Statistical correlations measure meaningful relationships to identify opportunities through advanced data mining.
The Correlation Matrix uses Pearsons correlation coefficient to better identify the next steps in a marketing campaign, to improve site design, or to continue in-depth customer analysis for additional correlation dependencies.
The Correlation Matrix compares metrics over a countable or non-countable dimension. The matrix can then be modified to highlight correlations within the visualization through color picking or to render it as a text map, heat map, or both.
Right-click Visualization > Predictive Analytics > Correlation Matrix. The dimension table will open.
Select a dimension, such as Time > Day of the Week from this menu. The correlation table will open with the dimension identified in the corner of the matrix and its associated metric placed in the row and column. For the Day of the Week dimension, Visits is the associated metric.
The correlation is 1.000 because you are comparing a metric against itself (which reflects a perfect, but unusable, correlation.)
Right-click and select Change Metric to change a metric in either the row or column. This sets up a correlation between two metrics of value.
For this example, change the Visits metric in the column to Internal Searches. Right-click and select Metric > Custom Events > Custom Event 1-10 > Internal Searches.
Right-click in a metric column or row. For example, from the Metric menu, add
Metric > Custom Events > Custom Event 1-10 > Sign in Error.
The new metric will appear in a column with a correlation number. You can add other metrics, such as Email Signups, to build out the table.
Or add metrics to rows to compare against metrics in columns.
Right-click in the workspace and select Table. From the open dimension table, press Ctrl + Alt and drag the element over a metric in a column or row.

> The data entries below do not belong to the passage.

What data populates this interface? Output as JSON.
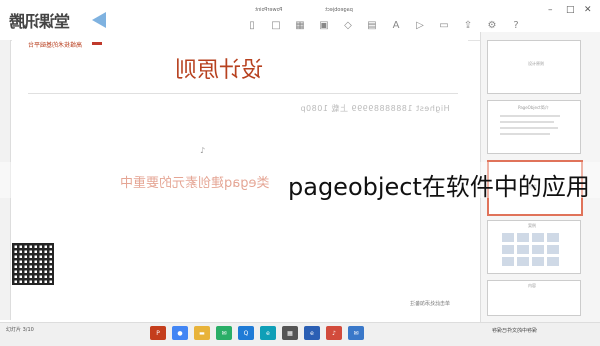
{
  "app": {
    "brand_logo_text": "堂课讯腾",
    "window_title": "PowerPoint",
    "window_title_2": "pageobject"
  },
  "toolbar": {
    "icons": [
      "cursor-icon",
      "box-icon",
      "table-icon",
      "image-icon",
      "shape-icon",
      "chart-icon",
      "text-icon",
      "media-icon",
      "comment-icon",
      "share-icon",
      "settings-icon",
      "help-icon"
    ]
  },
  "slide": {
    "header_small": "高维技术的基础平台",
    "title": "设计原则",
    "watermark": "Highest 18888889999 上载  1080p",
    "subline": "类egaq建创素元的要重中",
    "page_note": "单击此处添加备注"
  },
  "overlay": {
    "text": "pageobject在软件中的应用"
  },
  "thumbnails": [
    {
      "caption": "设计原则",
      "active": false
    },
    {
      "caption": "PageObject简介",
      "active": false
    },
    {
      "caption": "创建类",
      "active": true
    },
    {
      "caption": "案例",
      "active": false
    },
    {
      "caption": "内容",
      "active": false
    }
  ],
  "statusbar": {
    "left": "幻灯片 3/10",
    "right": "保存中的文件已保存",
    "taskbar_apps": [
      "ppt",
      "chrome",
      "folder",
      "wechat",
      "qq",
      "edge",
      "store",
      "ie",
      "music",
      "mail"
    ]
  },
  "colors": {
    "accent": "#b7411f",
    "subline": "#cf5b3c",
    "thumb_active": "#e0735a"
  }
}
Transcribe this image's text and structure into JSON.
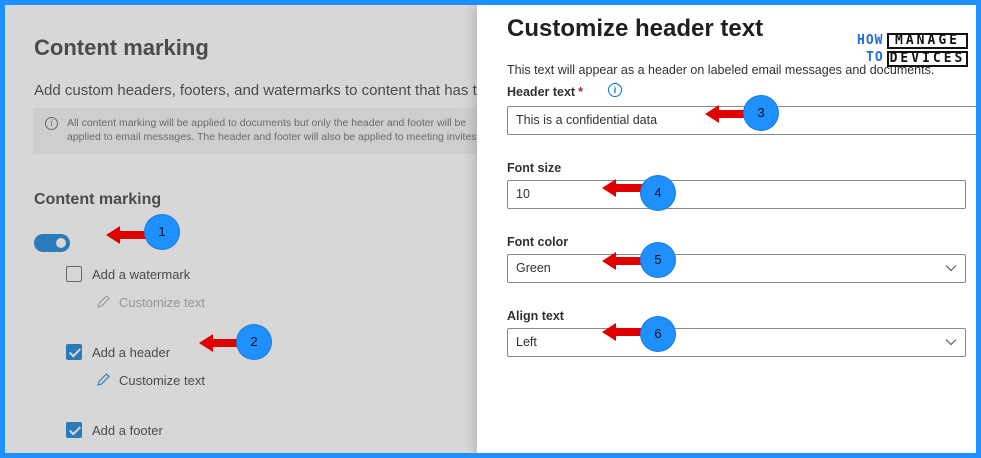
{
  "left_page": {
    "title": "Content marking",
    "description": "Add custom headers, footers, and watermarks to content that has thi",
    "info_text": "All content marking will be applied to documents but only the header and footer will be applied to email messages. The header and footer will also be applied to meeting invites.",
    "section_title": "Content marking",
    "toggle_on": true,
    "options": [
      {
        "label": "Add a watermark",
        "checked": false,
        "customize": "Customize text",
        "customize_enabled": false
      },
      {
        "label": "Add a header",
        "checked": true,
        "customize": "Customize text",
        "customize_enabled": true
      },
      {
        "label": "Add a footer",
        "checked": true
      }
    ]
  },
  "panel": {
    "title": "Customize header text",
    "description": "This text will appear as a header on labeled email messages and documents.",
    "header_text": {
      "label": "Header text",
      "required_mark": "*",
      "value": "This is a confidential data"
    },
    "font_size": {
      "label": "Font size",
      "value": "10"
    },
    "font_color": {
      "label": "Font color",
      "value": "Green"
    },
    "align_text": {
      "label": "Align text",
      "value": "Left"
    }
  },
  "logo": {
    "how": "HOW",
    "to": "TO",
    "manage": "MANAGE",
    "devices": "DEVICES"
  },
  "annotations": [
    "1",
    "2",
    "3",
    "4",
    "5",
    "6"
  ],
  "colors": {
    "accent": "#0078d4",
    "frame": "#1e90ff",
    "arrow": "#e00000",
    "badge": "#1e90ff"
  }
}
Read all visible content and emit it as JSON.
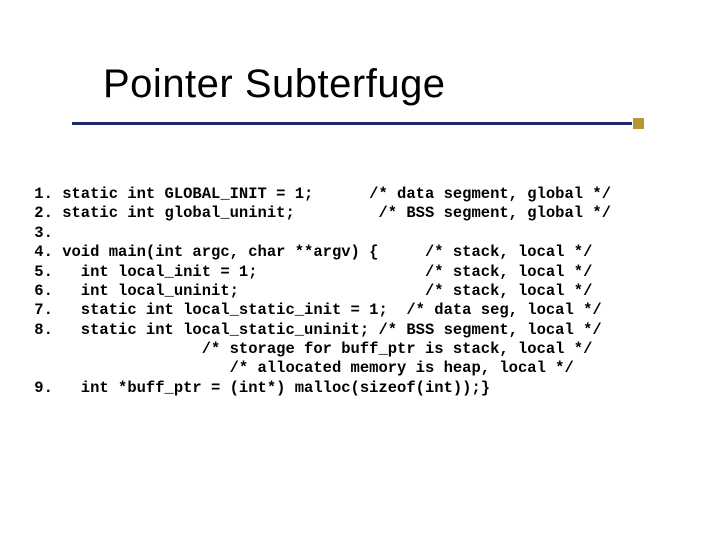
{
  "title": "Pointer Subterfuge",
  "code_lines": [
    " 1. static int GLOBAL_INIT = 1;      /* data segment, global */",
    " 2. static int global_uninit;         /* BSS segment, global */",
    " 3. ",
    " 4. void main(int argc, char **argv) {     /* stack, local */",
    " 5.   int local_init = 1;                  /* stack, local */",
    " 6.   int local_uninit;                    /* stack, local */",
    " 7.   static int local_static_init = 1;  /* data seg, local */",
    " 8.   static int local_static_uninit; /* BSS segment, local */",
    "                   /* storage for buff_ptr is stack, local */",
    "                      /* allocated memory is heap, local */",
    " 9.   int *buff_ptr = (int*) malloc(sizeof(int));}"
  ]
}
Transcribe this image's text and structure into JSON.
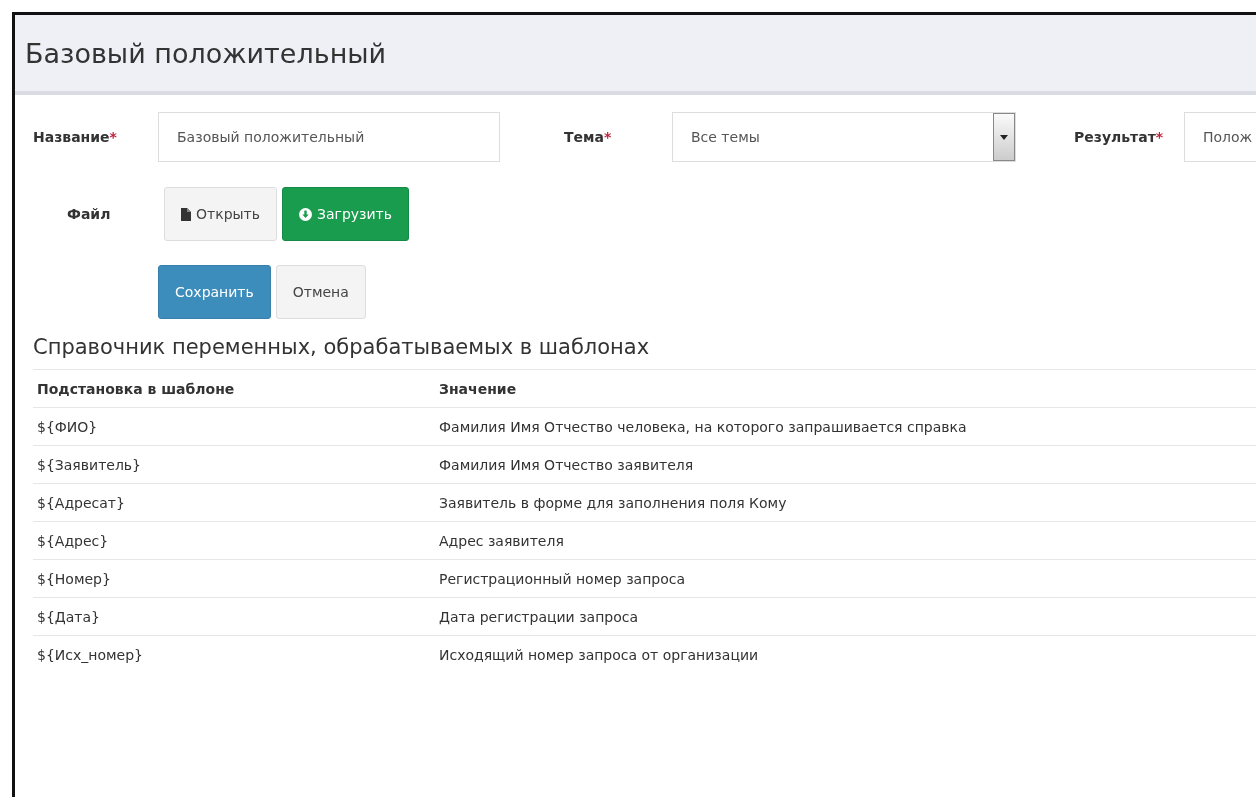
{
  "page_title": "Базовый положительный",
  "form_fields": [
    {
      "label": "Название",
      "required_mark": "*",
      "kind": "text",
      "value": "Базовый положительный"
    },
    {
      "label": "Тема",
      "required_mark": "*",
      "kind": "select",
      "value": "Все темы"
    },
    {
      "label": "Результат",
      "required_mark": "*",
      "kind": "text",
      "value": "Полож"
    }
  ],
  "file": {
    "label": "Файл",
    "buttons": [
      {
        "label": "Открыть",
        "kind": "open"
      },
      {
        "label": "Загрузить",
        "kind": "upload"
      }
    ]
  },
  "actions": [
    {
      "label": "Сохранить",
      "kind": "primary"
    },
    {
      "label": "Отмена",
      "kind": "default"
    }
  ],
  "reference": {
    "title": "Справочник переменных, обрабатываемых в шаблонах",
    "columns": [
      "Подстановка в шаблоне",
      "Значение"
    ],
    "rows": [
      [
        "${ФИО}",
        "Фамилия Имя Отчество человека, на которого запрашивается справка"
      ],
      [
        "${Заявитель}",
        "Фамилия Имя Отчество заявителя"
      ],
      [
        "${Адресат}",
        "Заявитель в форме для заполнения поля Кому"
      ],
      [
        "${Адрес}",
        "Адрес заявителя"
      ],
      [
        "${Номер}",
        "Регистрационный номер запроса"
      ],
      [
        "${Дата}",
        "Дата регистрации запроса"
      ],
      [
        "${Исх_номер}",
        "Исходящий номер запроса от организации"
      ]
    ]
  }
}
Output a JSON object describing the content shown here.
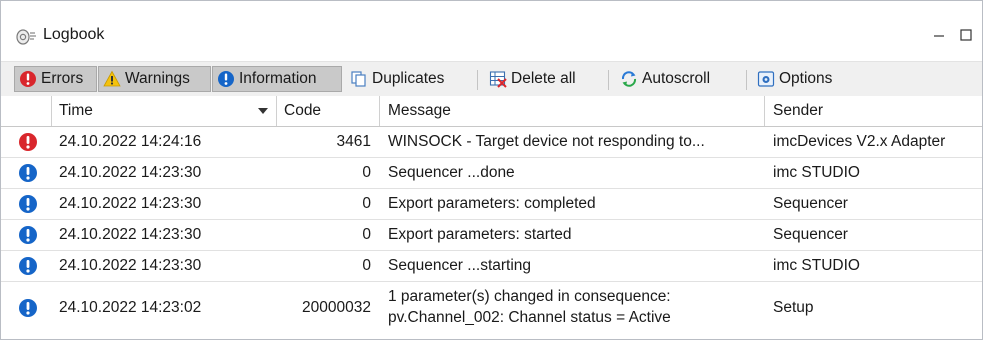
{
  "window": {
    "title": "Logbook",
    "icon": "logbook-icon"
  },
  "toolbar": {
    "errors_label": "Errors",
    "warnings_label": "Warnings",
    "information_label": "Information",
    "duplicates_label": "Duplicates",
    "delete_all_label": "Delete all",
    "autoscroll_label": "Autoscroll",
    "options_label": "Options",
    "toggled": [
      "Errors",
      "Warnings",
      "Information"
    ]
  },
  "table": {
    "columns": [
      "Time",
      "Code",
      "Message",
      "Sender"
    ],
    "sort_column": "Time",
    "rows": [
      {
        "severity": "error",
        "time": "24.10.2022 14:24:16",
        "code": "3461",
        "message": "WINSOCK - Target device not responding to...",
        "sender": "imcDevices V2.x Adapter"
      },
      {
        "severity": "info",
        "time": "24.10.2022 14:23:30",
        "code": "0",
        "message": "Sequencer ...done",
        "sender": "imc STUDIO"
      },
      {
        "severity": "info",
        "time": "24.10.2022 14:23:30",
        "code": "0",
        "message": "Export parameters: completed",
        "sender": "Sequencer"
      },
      {
        "severity": "info",
        "time": "24.10.2022 14:23:30",
        "code": "0",
        "message": "Export parameters: started",
        "sender": "Sequencer"
      },
      {
        "severity": "info",
        "time": "24.10.2022 14:23:30",
        "code": "0",
        "message": "Sequencer ...starting",
        "sender": "imc STUDIO"
      },
      {
        "severity": "info",
        "time": "24.10.2022 14:23:02",
        "code": "20000032",
        "message_line1": "1 parameter(s) changed in consequence:",
        "message_line2": "pv.Channel_002: Channel status = Active",
        "sender": "Setup"
      }
    ]
  },
  "colors": {
    "error": "#d9262c",
    "info": "#1565c8",
    "warning": "#f4c20d",
    "toolbar_bg": "#f0f0f0",
    "toggled_bg": "#c9c9c9"
  }
}
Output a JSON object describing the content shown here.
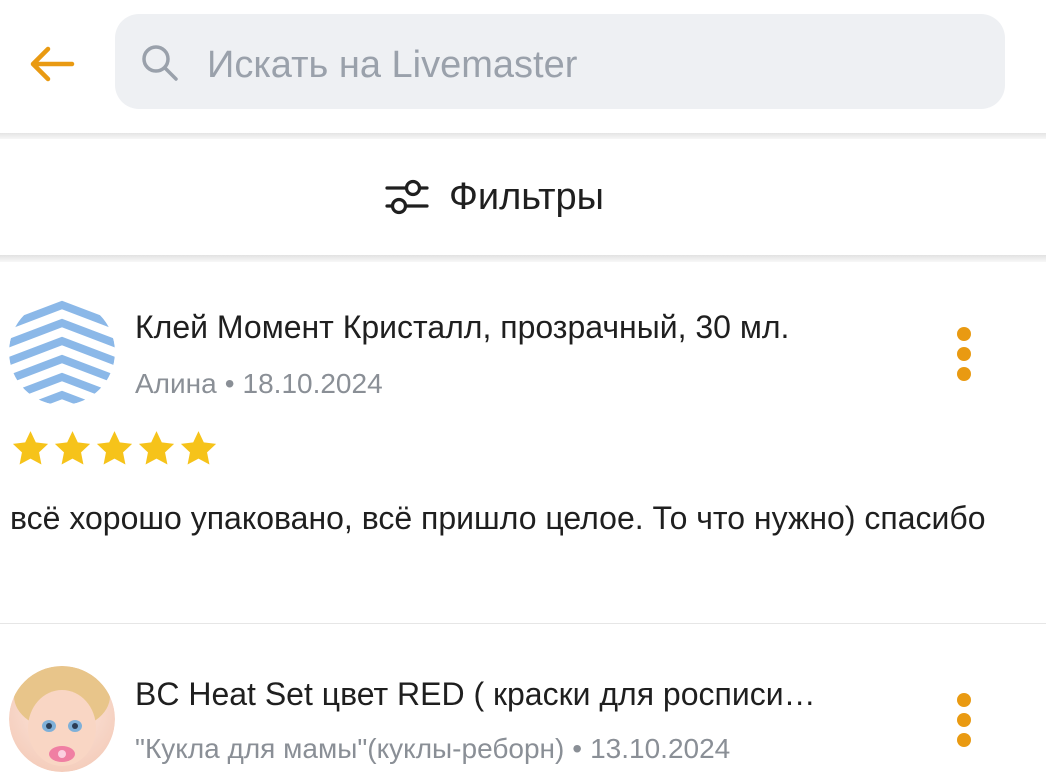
{
  "search": {
    "placeholder": "Искать на Livemaster",
    "value": ""
  },
  "filters": {
    "label": "Фильтры"
  },
  "colors": {
    "accent": "#e99a12",
    "star": "#f6c31a",
    "search_bg": "#eef0f3"
  },
  "reviews": [
    {
      "product": "Клей Момент Кристалл, прозрачный, 30 мл.",
      "author": "Алина",
      "date": "18.10.2024",
      "rating": 5,
      "rating_max": 5,
      "text": "всё хорошо упаковано, всё пришло целое. То что нужно) спасибо",
      "avatar": "striped-logo-avatar"
    },
    {
      "product": "BC Heat Set цвет RED  ( краски для росписи…",
      "author": "\"Кукла для мамы\"(куклы-реборн)",
      "date": "13.10.2024",
      "avatar": "doll-photo-avatar"
    }
  ]
}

The element will appear next to the metric in brackets.
For example, for the Visits metric, you can constrain it by selecting the Country as New Zealand.
Notice that when you select a dimension element, the correlation changes in all metrics based on the selected dimension element. Only the Visit metric will be constrained for "New Zealand" once the dimension window is closed.
The following are general goals for building a Correlation Matrix.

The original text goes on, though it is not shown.